Football has one foot standing in the grave

Cranes coaches and players wear tense faces in a qualifier against Angola last year. Uganda has barely learnt lessons from past campaigns. Photo by Eddie Chicco

What you need to know:

The reality for footballers in Uganda today which isn’t a story anymore can be summed up thus; poor remuneration, poor education, poor career guidance, and poor professional development. And yet all of this exists in an environment that promises plenty of opportunities but delivers little

So it’s May 2014 and the Afcon qualifiers have ‘fallen upon’ us once again. As is typical of us we are now moving around tripping all over each raising a team and all sorts of other things. Apparently we are short on ‘things’ like goal keepers and are actually struggling to raise a team.

It sounds surprising doesn’t it, that a nation must struggle to raise a football team but it should not when it comes to us. Like anyone who is even slightly familiar with the plight of football and footballers in this country will tell you, the real surprise is that we have anyone playing football at all, let alone at a competitive level like Afcon.

The reality for footballers in Uganda today which isn’t a story anymore can be summed up thus; poor remuneration, poor education, poor career guidance, and poor professional development. And yet all of this exists in an environment that promises plenty of opportunities but delivers little

Therefore football is not a career that people with a choice will go for. This is why it is at worst played by ‘idle kinds’ or at best by those whose school environments offer sports programs. In the former case stars are borne by default not design, while in the latter stars burn out as soon as the market for alternative careers opens up – which is just after school.

It is simple really because all that a footballer needs is to be able to sell their labor in return for a good life for their families, a decent education for their children, stable incomes, good health and social security just like the rest of us.

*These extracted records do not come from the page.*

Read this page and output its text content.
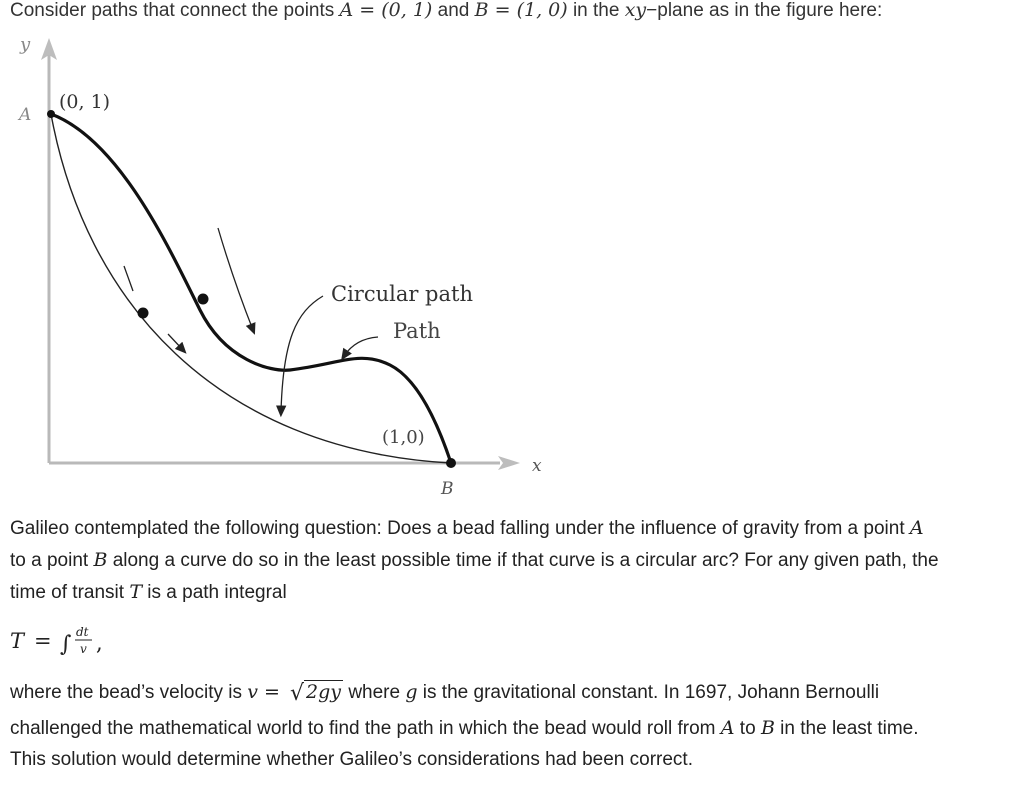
Consider paths that connect the points A = (0, 1) and B = (1, 0) in the xy−plane as in the figure here:

y
x
A
B
(0, 1)
(1,0)
Circular path
Path

Galileo contemplated the following question: Does a bead falling under the influence of gravity from a point A

to a point B along a curve do so in the least possible time if that curve is a circular arc? For any given path, the

time of transit T is a path integral

T = ∫ dt
v ,

where the bead’s velocity is v = √ 2gy where g is the gravitational constant. In 1697, Johann Bernoulli

challenged the mathematical world to find the path in which the bead would roll from A to B in the least time.

This solution would determine whether Galileo’s considerations had been correct.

The way forward therefore is to change from this short term mentality of hurriedly putting together a rag tag bunch of men on the eve of a qualification campaign and expect them to wear the colors proudly like that puts food on the table

We ought to know well in advance about matters of basic existence and professional contract honor and the mental and physical state of our players. These are the issues that make quality players and they aren’t accidents. We ought to know and enable all of this, even before we appeal to the goodwill of corporate sponsors and other stakeholders like football fans and the media.

But instead local football has been standing one foot in grave for as long I can remember devoid of strategic planning and good governance. Why then should it surprise us that we are struggling to raise a team on the eve of a major qualifier?
Of course we will raise the 23 to play Madagascar. Football is too popular not to ensure that happens. But whether they will be ready to compete up to the desired level is another matter altogether. In fact it should neither surprise nor anger us anymore that we don’t qualify.

Until we address the strategic matters of planning and governance that can guarantee a career for a footballer we should not somehow expect to reap when we never sow. But knowing us it could be that we think a capable team will ‘fall upon us’ just like the qualifying dates do, year in, year out.